Class FarthestFirst

  • All Implemented Interfaces:
    java.io.Serializable, java.lang.Cloneable, Clusterer, CapabilitiesHandler, OptionHandler, Randomizable, RevisionHandler, TechnicalInformationHandler

    public class FarthestFirst
    extends RandomizableClusterer
    implements TechnicalInformationHandler
    Cluster data using the FarthestFirst algorithm.

    For more information see:

    Hochbaum, Shmoys (1985). A best possible heuristic for the k-center problem. Mathematics of Operations Research. 10(2):180-184.

    Sanjoy Dasgupta: Performance Guarantees for Hierarchical Clustering. In: 15th Annual Conference on Computational Learning Theory, 351-363, 2002.

    Notes:
    - works as a fast simple approximate clusterer
    - modelled after SimpleKMeans, might be a useful initializer for it

    BibTeX:

     @article{Hochbaum1985,
        author = {Hochbaum and Shmoys},
        journal = {Mathematics of Operations Research},
        number = {2},
        pages = {180-184},
        title = {A best possible heuristic for the k-center problem},
        volume = {10},
        year = {1985}
     }
     
     @inproceedings{Dasgupta2002,
        author = {Sanjoy Dasgupta},
        booktitle = {15th Annual Conference on Computational Learning Theory},
        pages = {351-363},
        publisher = {Springer},
        title = {Performance Guarantees for Hierarchical Clustering},
        year = {2002}
     }
     

    Valid options are:

     -N <num>
      number of clusters. (default = 2).
     -S <num>
      Random number seed.
      (default 1)
    Version:
    $Revision: 5538 $
    Author:
    Bernhard Pfahringer (bernhard@cs.waikato.ac.nz)
    See Also:
    RandomizableClusterer, Serialized Form
    • Constructor Detail

      • FarthestFirst

        public FarthestFirst()
    • Method Detail

      • globalInfo

        public java.lang.String globalInfo()
        Returns a string describing this clusterer
        Returns:
        a description of the evaluator suitable for displaying in the explorer/experimenter gui
      • getTechnicalInformation

        public TechnicalInformation getTechnicalInformation()
        Returns an instance of a TechnicalInformation object, containing detailed information about the technical background of this class, e.g., paper reference or book this class is based on.
        Specified by:
        getTechnicalInformation in interface TechnicalInformationHandler
        Returns:
        the technical information about this class
      • buildClusterer

        public void buildClusterer​(Instances data)
                            throws java.lang.Exception
        Generates a clusterer.

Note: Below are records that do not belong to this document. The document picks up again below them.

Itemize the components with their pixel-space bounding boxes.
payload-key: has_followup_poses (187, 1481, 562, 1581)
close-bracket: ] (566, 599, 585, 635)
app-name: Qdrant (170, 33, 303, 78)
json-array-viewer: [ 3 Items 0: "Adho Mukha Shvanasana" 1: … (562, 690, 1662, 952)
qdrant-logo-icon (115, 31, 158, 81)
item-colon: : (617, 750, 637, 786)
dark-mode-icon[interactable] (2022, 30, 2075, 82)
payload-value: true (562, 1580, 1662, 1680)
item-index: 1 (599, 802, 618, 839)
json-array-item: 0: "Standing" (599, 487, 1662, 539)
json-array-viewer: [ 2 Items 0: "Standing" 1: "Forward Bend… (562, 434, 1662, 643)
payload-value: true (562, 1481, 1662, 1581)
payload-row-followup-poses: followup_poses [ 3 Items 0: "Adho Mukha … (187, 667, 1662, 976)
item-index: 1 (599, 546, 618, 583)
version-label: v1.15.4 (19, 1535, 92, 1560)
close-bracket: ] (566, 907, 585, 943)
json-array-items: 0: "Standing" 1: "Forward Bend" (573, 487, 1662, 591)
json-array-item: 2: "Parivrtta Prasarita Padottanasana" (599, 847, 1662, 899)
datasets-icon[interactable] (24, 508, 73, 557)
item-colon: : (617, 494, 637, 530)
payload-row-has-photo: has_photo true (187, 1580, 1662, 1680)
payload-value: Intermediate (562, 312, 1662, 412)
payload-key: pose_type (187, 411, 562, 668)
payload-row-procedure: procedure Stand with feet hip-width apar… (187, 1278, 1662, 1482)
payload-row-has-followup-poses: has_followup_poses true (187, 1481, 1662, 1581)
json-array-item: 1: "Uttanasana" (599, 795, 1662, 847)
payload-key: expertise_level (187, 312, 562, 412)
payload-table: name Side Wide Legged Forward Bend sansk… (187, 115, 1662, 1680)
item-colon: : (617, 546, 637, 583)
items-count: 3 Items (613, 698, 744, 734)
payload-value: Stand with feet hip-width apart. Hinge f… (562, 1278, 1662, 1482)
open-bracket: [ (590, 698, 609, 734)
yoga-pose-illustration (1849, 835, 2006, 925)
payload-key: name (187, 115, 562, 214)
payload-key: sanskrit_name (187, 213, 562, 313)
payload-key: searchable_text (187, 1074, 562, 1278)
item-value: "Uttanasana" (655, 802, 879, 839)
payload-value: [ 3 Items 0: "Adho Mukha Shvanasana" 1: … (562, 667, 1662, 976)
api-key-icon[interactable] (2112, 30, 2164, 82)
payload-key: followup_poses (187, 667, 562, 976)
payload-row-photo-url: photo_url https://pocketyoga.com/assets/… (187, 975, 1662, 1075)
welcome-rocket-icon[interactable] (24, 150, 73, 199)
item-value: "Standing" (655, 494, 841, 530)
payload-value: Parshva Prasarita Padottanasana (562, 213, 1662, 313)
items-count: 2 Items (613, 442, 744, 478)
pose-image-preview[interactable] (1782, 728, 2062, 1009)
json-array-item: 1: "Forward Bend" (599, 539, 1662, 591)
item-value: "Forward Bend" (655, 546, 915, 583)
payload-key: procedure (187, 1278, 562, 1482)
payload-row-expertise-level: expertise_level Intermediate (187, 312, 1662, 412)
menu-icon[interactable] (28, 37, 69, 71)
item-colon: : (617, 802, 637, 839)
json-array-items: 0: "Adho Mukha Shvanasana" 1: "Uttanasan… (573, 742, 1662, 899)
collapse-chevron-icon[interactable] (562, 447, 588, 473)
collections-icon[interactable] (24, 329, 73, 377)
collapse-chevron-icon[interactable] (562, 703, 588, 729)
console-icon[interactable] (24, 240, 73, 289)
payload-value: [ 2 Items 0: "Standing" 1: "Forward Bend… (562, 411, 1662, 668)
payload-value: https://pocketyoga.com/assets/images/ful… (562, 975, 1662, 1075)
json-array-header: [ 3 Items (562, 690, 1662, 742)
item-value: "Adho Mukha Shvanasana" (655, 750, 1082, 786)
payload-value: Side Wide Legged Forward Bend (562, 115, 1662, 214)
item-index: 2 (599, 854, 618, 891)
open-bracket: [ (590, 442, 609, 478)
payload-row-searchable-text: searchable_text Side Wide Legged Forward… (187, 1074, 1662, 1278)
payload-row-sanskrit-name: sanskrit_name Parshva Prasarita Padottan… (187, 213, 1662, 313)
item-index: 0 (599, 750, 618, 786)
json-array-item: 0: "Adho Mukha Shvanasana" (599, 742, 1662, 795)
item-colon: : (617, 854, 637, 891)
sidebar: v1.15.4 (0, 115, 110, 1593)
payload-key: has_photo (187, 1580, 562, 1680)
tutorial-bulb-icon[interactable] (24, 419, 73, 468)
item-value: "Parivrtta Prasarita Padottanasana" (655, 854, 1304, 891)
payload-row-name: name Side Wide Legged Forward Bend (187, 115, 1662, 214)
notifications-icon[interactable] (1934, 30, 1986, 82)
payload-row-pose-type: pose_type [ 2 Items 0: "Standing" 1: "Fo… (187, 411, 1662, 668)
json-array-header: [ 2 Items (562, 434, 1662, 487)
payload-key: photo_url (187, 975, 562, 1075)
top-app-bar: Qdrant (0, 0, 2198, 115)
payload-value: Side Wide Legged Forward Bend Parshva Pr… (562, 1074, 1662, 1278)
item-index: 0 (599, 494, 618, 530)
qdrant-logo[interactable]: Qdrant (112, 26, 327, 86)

Has to initialize all fields of the clusterer that are not being set via options.
        Specified by:
        buildClusterer in interface Clusterer
        Specified by:
        buildClusterer in class AbstractClusterer
        Parameters:
        data - set of instances serving as training data
        Throws:
        java.lang.Exception - if the clusterer has not been generated successfully
      • clusterInstance

        public int clusterInstance​(Instance instance)
                            throws java.lang.Exception
        Classifies a given instance.
        Specified by:
        clusterInstance in interface Clusterer
        Overrides:
        clusterInstance in class AbstractClusterer
        Parameters:
        instance - the instance to be assigned to a cluster
        Returns:
        the number of the assigned cluster as an integer if the class is enumerated, otherwise the predicted value
        Throws:
        java.lang.Exception - if instance could not be classified successfully
      • numberOfClusters

        public int numberOfClusters()
                             throws java.lang.Exception
        Returns the number of clusters.
        Specified by:
        numberOfClusters in interface Clusterer
        Specified by:
        numberOfClusters in class AbstractClusterer
        Returns:
        the number of clusters generated for a training dataset.
        Throws:
        java.lang.Exception - if number of clusters could not be returned successfully
      • listOptions

        public java.util.Enumeration listOptions()
        Returns an enumeration describing the available options.
        Specified by:
        listOptions in interface OptionHandler
        Overrides:
        listOptions in class RandomizableClusterer
        Returns:
        an enumeration of all the available options.
      • numClustersTipText

        public java.lang.String numClustersTipText()
        Returns the tip text for this property
        Returns:
        tip text for this property suitable for displaying in the explorer/experimenter gui
      • setNumClusters

        public void setNumClusters​(int n)
                            throws java.lang.Exception
        set the number of clusters to generate
        Parameters:
        n - the number of clusters to generate
        Throws:
        java.lang.Exception - if number of clusters is negative
      • getNumClusters

        public int getNumClusters()
        gets the number of clusters to generate
        Returns:
        the number of clusters to generate
      • setOptions

        public void setOptions​(java.lang.String[] options)
                        throws java.lang.Exception
        Parses a given list of options.

        Valid options are:

         -N <num>
          number of clusters. (default = 2).
         -S <num>
          Random number seed.
          (default 1)
        Specified by:
        setOptions in interface OptionHandler
        Overrides:
        setOptions in class RandomizableClusterer
        Parameters:
        options - the list of options as an array of strings
        Throws:
        java.lang.Exception - if an option is not supported
      • getOptions

        public java.lang.String[] getOptions()
        Gets the current settings of FarthestFirst
        Specified by:
        getOptions in interface OptionHandler
        Overrides:
        getOptions in class RandomizableClusterer
        Returns:
        an array of strings suitable for passing to setOptions()
      • toString

        public java.lang.String toString()
        return a string describing this clusterer
        Overrides:
        toString in class java.lang.Object
        Returns:
        a description of the clusterer as a string
      • main

        public static void main​(java.lang.String[] argv)
        Main method for testing this class.
        Parameters:
        argv - should contain the following arguments:

        -t training file [-N number of clusters]